Not sure if it is a bug or just a corrupted geometry object, at least I think above logging should be less verbose.

— Reply to this email directly, view it on GitHub https://github.com/sepinf-inc/IPED/issues/2013, or unsubscribe https://github.com/notifications/unsubscribe-auth/AG247S64DMT5GIUGH6L36SDYH56MVAVCNFSM6AAAAABAIIUYJWVHI2DSMVQWIX3LMV43ASLTON2WKOZSGAZDOMBVGQ2TGMA . You are receiving this because you are subscribed to this thread.Message ID: @.***>

lfcnassif commented 7 months ago

Sure, I'll try to find a triggering file tomorrow.

lfcnassif commented 2 months ago

Hi @patrickdalla, I found the case triggering this, just sent the KML samples to you by Teams.

patrickdalla commented 2 months ago

Many of the exceptions are of type "Points of LinearRing do not form a closed linestring". This, according to https://gis.stackexchange.com/questions/93946/getting-points-of-linearring-do-not-form-a-closed-linestring, is a source syntax error. Some GIS, like postgis extension to postgres, offer methods to solve some of this inconsistencies (https://postgis.net/docs/ST_MakeValid.html).

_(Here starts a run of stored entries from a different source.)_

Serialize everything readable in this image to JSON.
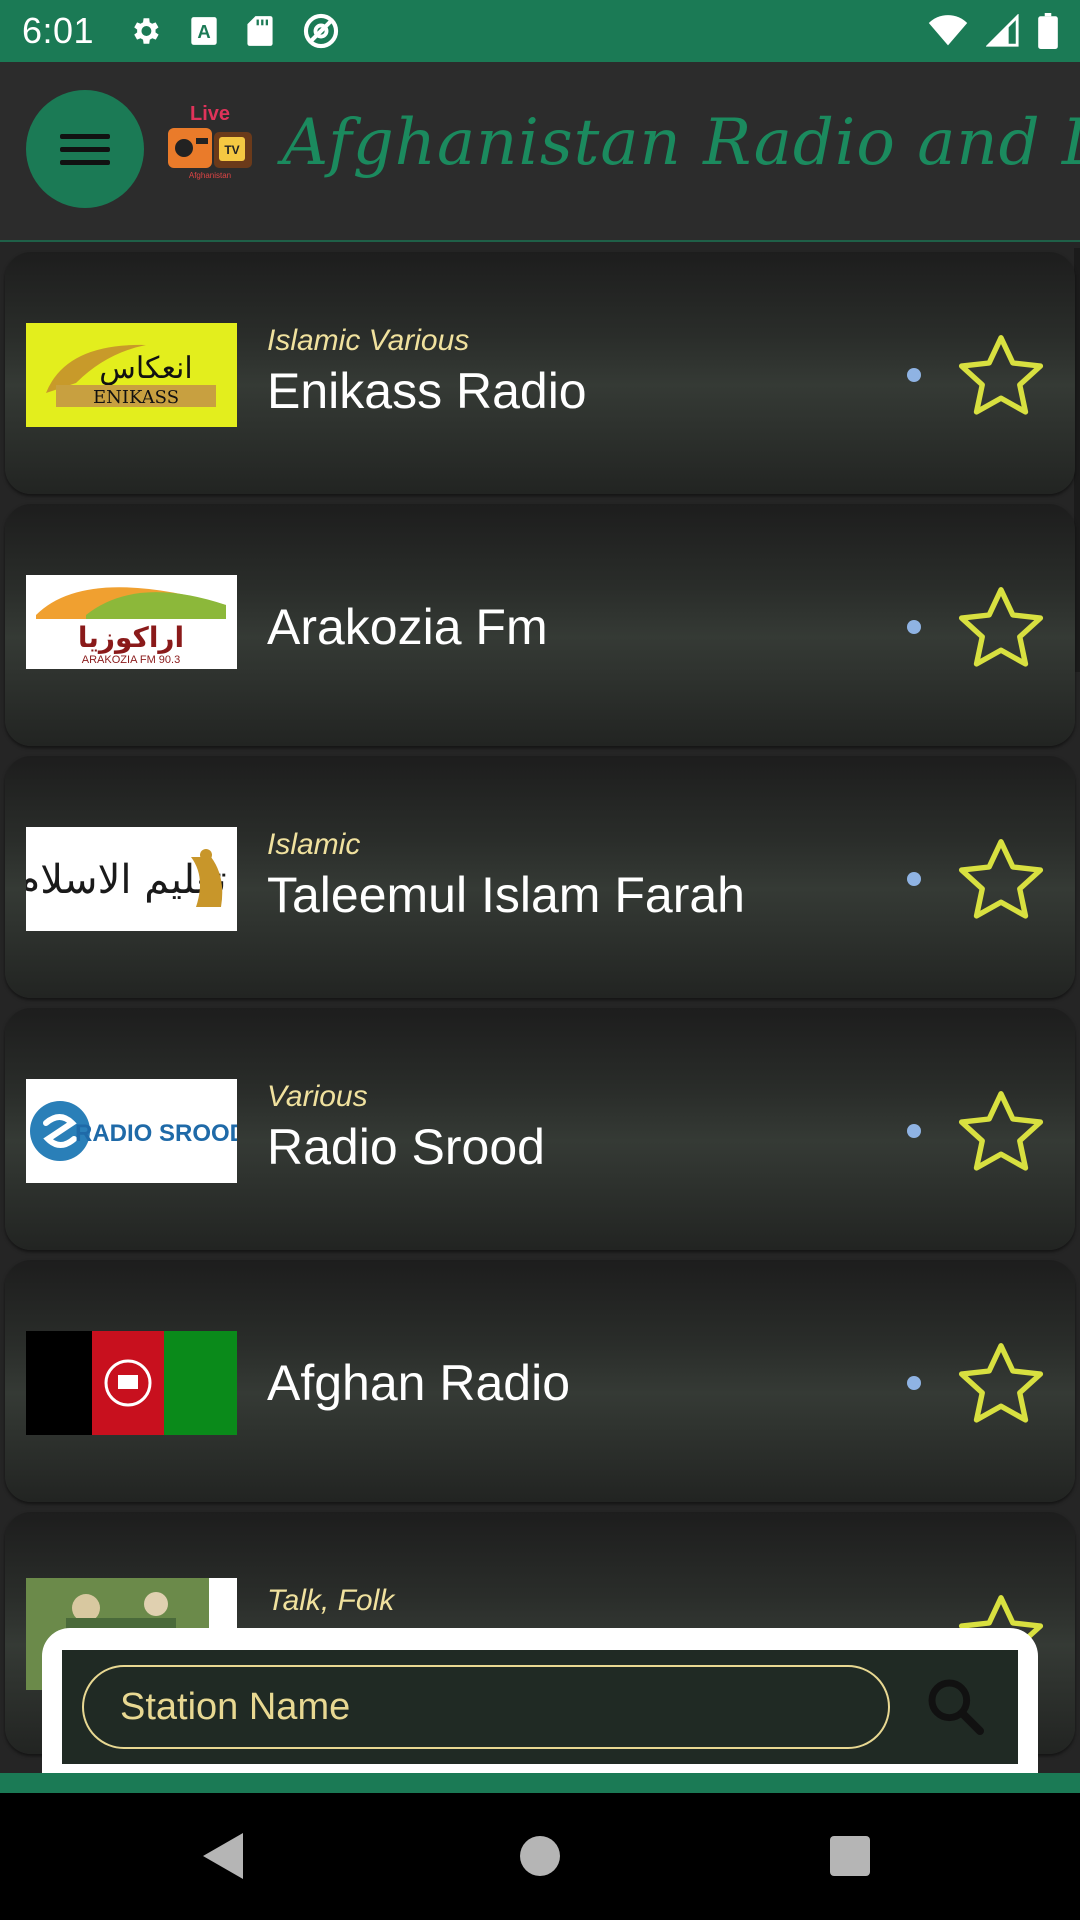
{
  "status_bar": {
    "time": "6:01",
    "left_icons": [
      "settings-icon",
      "text-a-icon",
      "sd-card-icon",
      "no-disturb-icon"
    ],
    "right_icons": [
      "wifi-icon",
      "cell-signal-icon",
      "battery-icon"
    ]
  },
  "toolbar": {
    "title": "Afghanistan Radio and Live TV",
    "logo_text": "Live",
    "logo_sub": "Afghanistan"
  },
  "stations": [
    {
      "genre": "Islamic Various",
      "name": "Enikass Radio",
      "logo_text": "ENIKASS"
    },
    {
      "genre": "",
      "name": "Arakozia Fm",
      "logo_text": "ARAKOZIA FM 90.3"
    },
    {
      "genre": "Islamic",
      "name": "Taleemul Islam Farah",
      "logo_text": ""
    },
    {
      "genre": "Various",
      "name": "Radio Srood",
      "logo_text": "RADIO SROOD"
    },
    {
      "genre": "",
      "name": "Afghan Radio",
      "logo_text": ""
    },
    {
      "genre": "Talk, Folk",
      "name": "",
      "logo_text": ""
    }
  ],
  "search": {
    "placeholder": "Station Name"
  },
  "colors": {
    "accent": "#1b7a55",
    "genre_text": "#f0e19e",
    "star": "#d8e040",
    "dot": "#8fb3e3"
  }
}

So, I suggest 2 options (or both): 1) We can try similar recover method. In the case, o unclosed linestring, we can repeat the first coord at the end of the linestring and "close it". 2) We can group all these exceptions and inform about them in a more resumed form.

I think the second is necessary. What about the first? Should IPED try to recover it? @lfcnassif

patrickdalla commented 2 months ago

I saw that in some files were defined "linearring" 's with 2 coords only, what leads to another exception, that a linearring needs at least 4 coords (even if we add the first coord as the last). So another solution would to create "linestring" objects from these invalid linearring entries.

Does it seem a good method to bypass these invalid entries?

patrickdalla commented 2 months ago

Maybe the 1 option (repeat the first coord as the last) is not good. Look at a sample. I think the best option is always change the type to "linearstring" when a non closed "linearring" is defined. image The above object has the description "rio corrego", so it seems to map a river. Closing it does not represent the river. So the best option is to represent it as "linearstring" although defined as "linearring".

patrickdalla commented 2 months ago

Some other syntax/semantics errors to bypass or correct: 1) placemarks coordinates without content 1) placemarks with no content 2) references to gx tags without xml namespace declaration 3) xml UTF-8 encoding declared but windows-1252 used 4) Document tag inside other document tag

lfcnassif commented 2 months ago

I think the second is necessary. What about the first? Should IPED try to recover it? @lfcnassif

I agree to 2. Closing an open linear ring could lead to wrong conclusions, as you noticed. If converting them to a "linear string" is simple and don't take too much processing time, that's seems a good approach.